| God's
Sovereignty and Prayer
Continuing the series/journey on your walk with
God, after looking at the Bible last week I really wanted to move
onto looking at prayer - recently someone sent me this quote from
a book which I will use and then next week probably deal a bit more
with Prayer - written in ye olde language a bit, but has some very
strong and challenging stuff to say so I encourage a little bit
of wading:
God's Sovereignty and Prayer
"…prayer is coming to God, telling
Him my need, committing my way unto the Lord, and leaving Him to
deal with it as seemeth Him best. This makes my will subject to
His, instead of… seeking to bring His will into subjection
to mine. No prayer is pleasing to God unless the spirit actuating
it is, `not my will, but Thine be done'…
Real prayer is communion with God, so that there
will be common thoughts between His mind and ours. What is needed
is for Him to fill our hearts with His thoughts, and then His desires
will become our desires flowing back to Him. Here then is the meeting-place
between God's sovereignty and Christian prayer: If we ask anything
according to His will He heareth us, (1 John. 5:14), and if we do
not ask, He does not hear us… `Ye ask, and receive not, because
you ask amiss, and that ye might consume it upon your own lusts'
(James 4:3). But did not the Lord Jesus tell His disciples, "verily,
verily, I say unto you, whatsoever ye shall ask in My name, He will
give it you" (John 16:23)? He did; but this promise does not
give praying souls carte blanche. These words of our Lord are in
perfect accord with those of the apostle John – `If we ask
anything according to His will He heareth us.' What is it to ask
"in the name of Christ"? Surely it is very much more that
a prayer formula, the mere concluding of our supplications with
the words, "in the name of Christ". To apply to God for
anything in the name of Christ, it must needs be in keeping with
what Christ is! To ask God in the name of Christ is as though Christ
Himself were the suppliant. We can only ask God for what Christ
would ask. To ask in the name of Christ, is therefore, to set aside
our own wills, accepting God's!
Let us now amplify our definition of prayer.

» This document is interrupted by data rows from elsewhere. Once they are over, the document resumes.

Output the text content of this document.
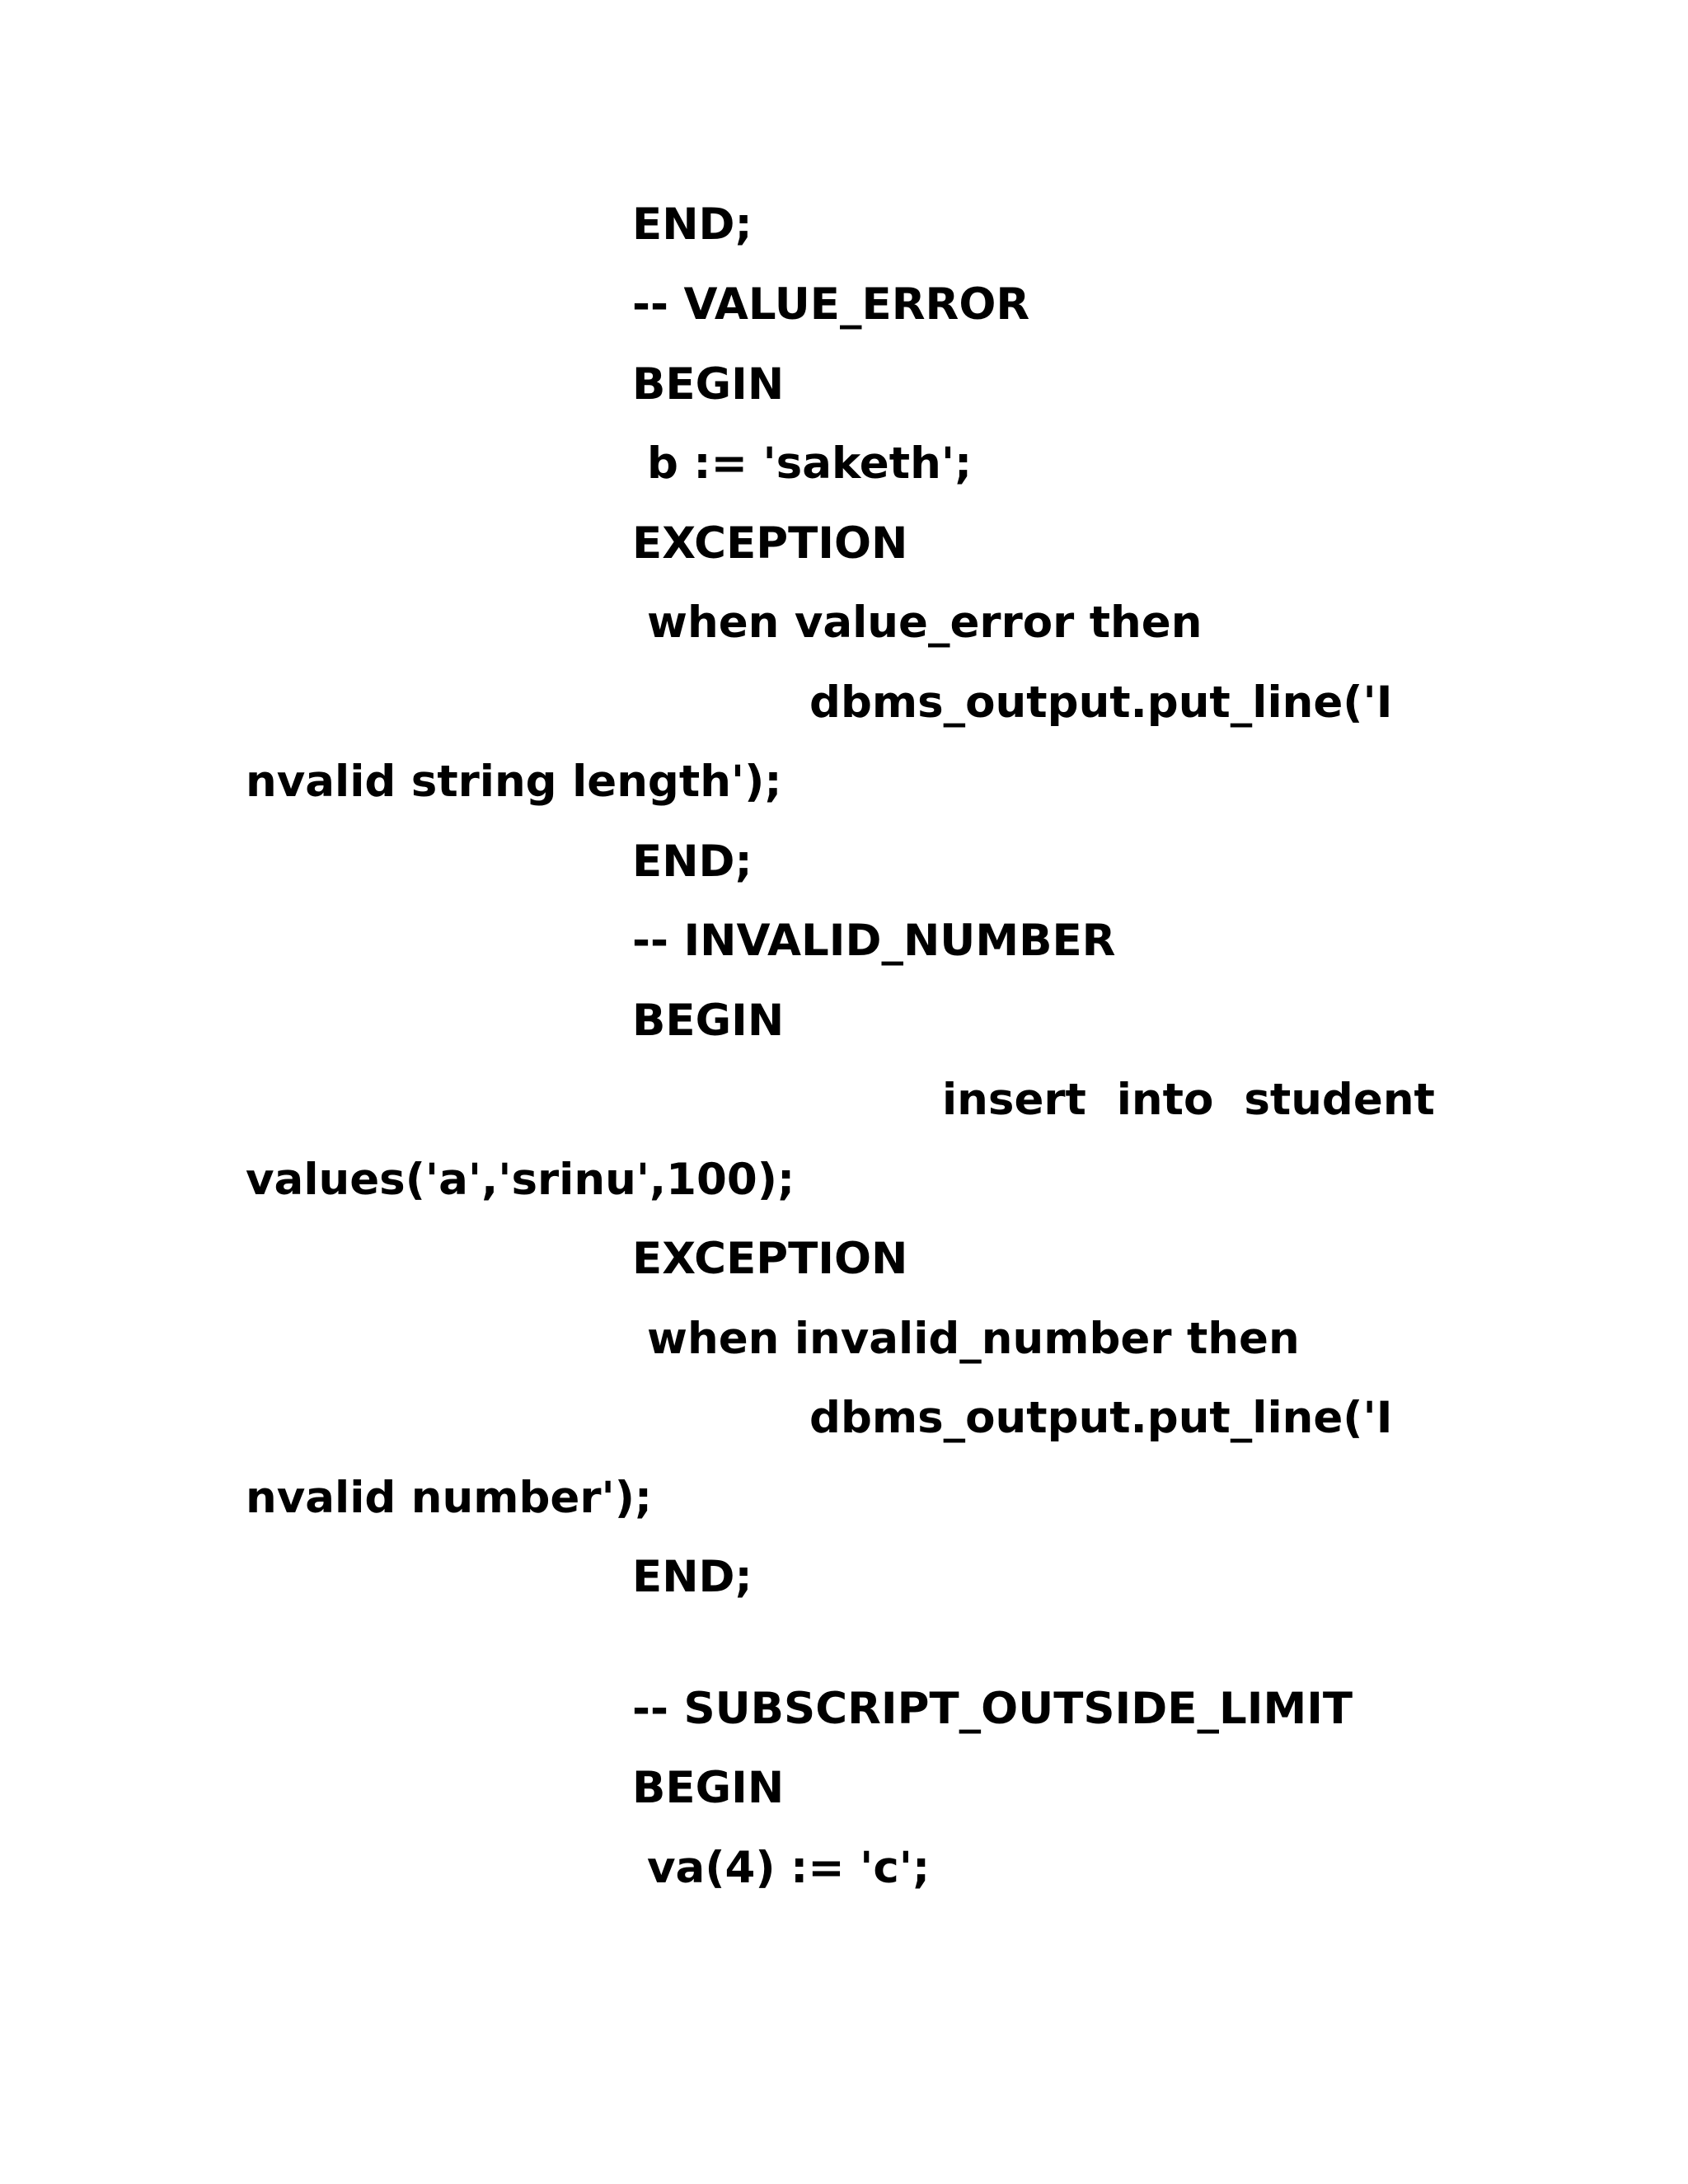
END;
-- VALUE_ERROR
BEGIN
b := 'saketh';
EXCEPTION
when value_error then
dbms_output.put_line('I
nvalid string length');
END;
-- INVALID_NUMBER
BEGIN
insert  into  student
values('a','srinu',100);
EXCEPTION
when invalid_number then
dbms_output.put_line('I
nvalid number');
END;
-- SUBSCRIPT_OUTSIDE_LIMIT
BEGIN
va(4) := 'c';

What is prayer? Prayer is not so much an act as it is an attitude
– an attitude of dependency, dependency upon God. Prayer is
a confession of creature weakness… prayer is the acknowledgement
of our need and the spreading of it before God. We do not say this
is all there is in prayer; it is not. But it is the essential, the
primary element in prayer… therefore, prayer is the very opposite
of dictating to God. Because prayer is an attitude of dependency,
the one who really prays is submissive, submissive to the Divine
Will; and submission to the Divine Will means, that we are content
for the Lord to supply our need according to the dictates of His
own sovereign pleasure. And hence it is that we say, every prayer
that is offered to God in this spirit is sure of meeting with an
answer or response from Him…
Our main purpose in this chapter has been to
emphasize the need for submitting, in prayer, our wills to God's.
But it must also be added, that prayer is much more than pious exercise,
and far otherwise than a mechanical performance. Prayer is, indeed,
a Divinely-appointed means whereby we may obtain from God the things
we ask, provided that we ask for those things which are in accord
with His will…
"Lord, teach us to pray: (Luke 11:1)."